The schoolhouse is making rapid progress now. The steel arrived the first of the week, and the seven-ton girders were placed in position without mishap or seemingly extra exertion.

J.C. Wilken has torn down the old Dewey Street Lutheran Church, and on the site of the old place of worship will erect two neat little bungalows.

The Green Bay and Western Railroad Co. is planning the erection of a shed for a coaling station here.

Gus Lundstad is excavating under his Dewey Street residence for a full basement, and a furnace will be installed.

The large barn on the old Hedman farm, now owned by Merton Slette, was destroyed by fire of unknown origin early Wednesday morning, and the entire contents consumed in the blaze. The farm is operated by Richard and Theodore Herman, for whom it is a heavy loss, as they had just started farming the place a year ago.

H.M. Phillips was the victim of a speeding rod hog Saturday afternoon while driving on No. 11 in front of N.L. Fredrickson’s home. The Phillips car was thrown up near the bank and one wheel was completely torn off. Someone suggested that there ought to be a bounty on road hogs, with no closed season.

125 YEARS AGO

October 21, 1897

Rev. N.L. Sweet talked temperance to a large house at Temperance Hall near Square Bluff Sunday evening.

Wm. M. Rogers of Arcadia has purchased the Blodgett building, corner of Main and Scranton streets, the consideration being $1,781. Huleatt and Ekern will continue to rent the building.

J.H. Pierce of Endfield, Conn., who is looking after his real estate interests in and around Elk Creek, was in town Monday. He will not return home until just before Thanksgiving.

E.N. Trowbridge has purchased of Richard Mattson the latter’s residence on Main Street, giving in part his two lots on Broadway. The consideration was $1,000.

The M.E. church people have put a new chimney on their building, to be used in case of festivals.
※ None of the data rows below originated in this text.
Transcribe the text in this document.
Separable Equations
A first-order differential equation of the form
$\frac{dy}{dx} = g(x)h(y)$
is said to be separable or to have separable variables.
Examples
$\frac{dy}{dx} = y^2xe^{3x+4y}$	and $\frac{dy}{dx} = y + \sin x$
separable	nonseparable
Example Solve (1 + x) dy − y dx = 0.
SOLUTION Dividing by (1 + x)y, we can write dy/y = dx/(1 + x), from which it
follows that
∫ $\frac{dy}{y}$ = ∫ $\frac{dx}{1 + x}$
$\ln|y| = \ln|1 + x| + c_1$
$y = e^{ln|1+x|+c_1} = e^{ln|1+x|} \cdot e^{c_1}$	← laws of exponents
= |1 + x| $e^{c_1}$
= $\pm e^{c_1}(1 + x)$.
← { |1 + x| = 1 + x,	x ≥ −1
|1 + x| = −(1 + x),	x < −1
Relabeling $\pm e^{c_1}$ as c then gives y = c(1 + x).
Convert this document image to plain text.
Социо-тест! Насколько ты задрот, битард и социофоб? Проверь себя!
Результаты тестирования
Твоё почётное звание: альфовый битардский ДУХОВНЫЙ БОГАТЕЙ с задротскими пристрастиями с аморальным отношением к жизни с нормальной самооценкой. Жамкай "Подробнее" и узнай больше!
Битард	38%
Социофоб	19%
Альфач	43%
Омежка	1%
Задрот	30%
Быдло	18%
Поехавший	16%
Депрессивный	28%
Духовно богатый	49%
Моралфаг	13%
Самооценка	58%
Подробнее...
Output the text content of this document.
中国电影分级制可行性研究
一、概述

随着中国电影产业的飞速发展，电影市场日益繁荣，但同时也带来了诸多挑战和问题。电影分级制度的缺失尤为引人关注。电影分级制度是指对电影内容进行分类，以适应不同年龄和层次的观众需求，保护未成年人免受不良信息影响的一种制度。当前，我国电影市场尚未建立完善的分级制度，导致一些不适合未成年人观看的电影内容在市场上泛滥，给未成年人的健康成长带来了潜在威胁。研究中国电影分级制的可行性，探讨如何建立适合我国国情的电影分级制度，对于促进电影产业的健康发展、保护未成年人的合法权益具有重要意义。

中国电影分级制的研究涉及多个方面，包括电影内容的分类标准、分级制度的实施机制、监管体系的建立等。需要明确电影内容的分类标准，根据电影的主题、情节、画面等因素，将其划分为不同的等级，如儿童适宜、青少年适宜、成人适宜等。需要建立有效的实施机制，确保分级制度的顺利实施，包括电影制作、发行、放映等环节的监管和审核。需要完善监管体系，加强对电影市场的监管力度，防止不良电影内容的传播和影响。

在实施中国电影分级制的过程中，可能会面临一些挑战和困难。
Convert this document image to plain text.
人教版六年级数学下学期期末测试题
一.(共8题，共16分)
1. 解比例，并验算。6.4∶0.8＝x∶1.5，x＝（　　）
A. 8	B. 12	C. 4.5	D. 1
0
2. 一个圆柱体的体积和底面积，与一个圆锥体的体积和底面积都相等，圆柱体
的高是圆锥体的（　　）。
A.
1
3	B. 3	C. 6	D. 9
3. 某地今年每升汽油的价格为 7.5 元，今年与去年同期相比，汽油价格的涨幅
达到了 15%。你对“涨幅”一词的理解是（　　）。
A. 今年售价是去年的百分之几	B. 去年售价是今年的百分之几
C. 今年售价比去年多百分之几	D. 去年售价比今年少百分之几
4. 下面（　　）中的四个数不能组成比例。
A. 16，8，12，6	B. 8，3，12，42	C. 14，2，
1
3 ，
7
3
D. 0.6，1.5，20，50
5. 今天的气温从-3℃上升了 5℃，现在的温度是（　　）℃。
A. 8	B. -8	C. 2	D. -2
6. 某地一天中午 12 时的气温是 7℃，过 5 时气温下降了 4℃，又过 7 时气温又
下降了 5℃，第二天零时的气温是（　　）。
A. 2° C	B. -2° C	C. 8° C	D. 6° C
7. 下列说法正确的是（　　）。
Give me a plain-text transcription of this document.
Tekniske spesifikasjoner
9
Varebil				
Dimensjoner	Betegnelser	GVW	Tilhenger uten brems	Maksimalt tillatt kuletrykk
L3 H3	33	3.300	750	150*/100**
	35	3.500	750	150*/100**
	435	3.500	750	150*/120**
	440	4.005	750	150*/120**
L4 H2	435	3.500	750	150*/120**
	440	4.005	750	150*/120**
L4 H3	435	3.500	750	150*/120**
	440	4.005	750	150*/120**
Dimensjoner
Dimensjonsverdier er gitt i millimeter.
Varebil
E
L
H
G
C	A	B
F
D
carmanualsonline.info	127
Adam Warren put it up.

Since out last issue, the village board have contracted with the Electric Supply Co. of Madison, to furnish the remainder of the paraphernalia for the electric light plant. This company says that in three weeks from the arrival of the poles, and they are expected daily, the plant will be ready to turn on the light.

Blair — John Fredrickson took the first prize, a necktie, and Harald Soland the booby prize, a stick of candy, for the best and poorest hemming at the apron social Friday night. John manipulated the needle as deftly as the best-looking lady there, and was the envy of all the young men in town. There are no flies on Fredrickson.

Independence — Little Albert Tomasoski had his leg broken Tuesday. Dr. Hutchins being out of town, Dr. Hidershide set the fracture.